USA’s new President restores America’s participation in Paris Climate Agreement
Part of: GS Prelims and GS- III – Environment
- Joe Biden assumed office as President of the USA recently.
- Among the first orders he signed was one to restore America’s participation in the United Nations Paris Agreement on climate change.
- America’s return will take effect on February 19.
- USA has promised enforcement mechanism to achieve net-zero emissions no later than 2050, including a target no later than the end of his term in 2025, aided by a planned federal investment that will total $1.7 trillion over ten years, besides private investments.
- The plan revolves around 10 million well-paying clean energy jobs with a focus on solar and wind power.
- This year’s UN climate conference in Glasgow will see the new administration engaging UNFCCC member-nations to raise global ambition.
Do you know?
- The withdrawal from the Paris Agreement meant that the U.S. was no longer bound by its national pledge made under the pact: to achieve an economy-wide reduction of its GHG emissions by 26%-28% below the 2005 level in 2025.
- America also stopped its contribution to the UN’s Green Climate Fund, to which it had pledged $3 billion, after transferring an estimated $1 billion.
- In the past, the U.S., under George W. Bush, had pulled out of the previous pact, the Kyoto Protocol, in 2001.
Important value additions
What is the Paris Agreement?
- In December 2015, 195 countries signed an agreement (came into force on Nov 2016) within the United Nations Framework Convention on Climate Change(UNFCCC), dealing with greenhouse-gas-emissions mitigation, adaptation, and finance
- Objective: To slow the process of global warming by limiting a global temperature rise this century well below 2 degrees Celsius above pre-industrial levels and to pursue efforts to limit the temperature increase even further to 1.5 degrees Celsius.
- Another crucial point in this agreement was attaining “net zero emissions” between 2050 and 2100. Nations have pledged “to achieve a balance between anthropogenic emissions by sources and removals by sinks of greenhouse gases in the second half of this century”.
- Developed countries were also told to provide financial resources to help developing countries in dealing with climate change and for adaptation measures.
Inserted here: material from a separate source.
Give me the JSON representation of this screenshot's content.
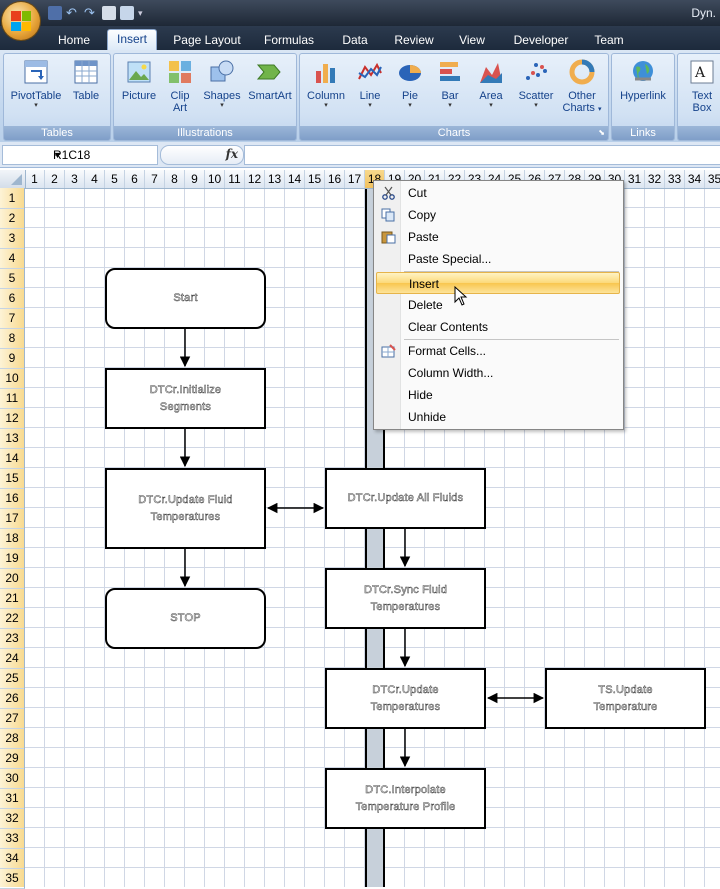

- As part of a review mechanism, developed countries were also asked to communicate every two years the “indicative” amount of money they would be able to raise over the next two years, and information on how much of it would come from public financial sources.
- In contrast, developing countries have only been “encouraged” to provide such information every two years on a voluntary basis.
- The agreement also includes a mechanism to address financial losses faced by less developed nations due to climate change impacts like droughts, floods etc. However, developed nations won’t face financial claims since it “does not involve or provide a basis for any liability or compensation”.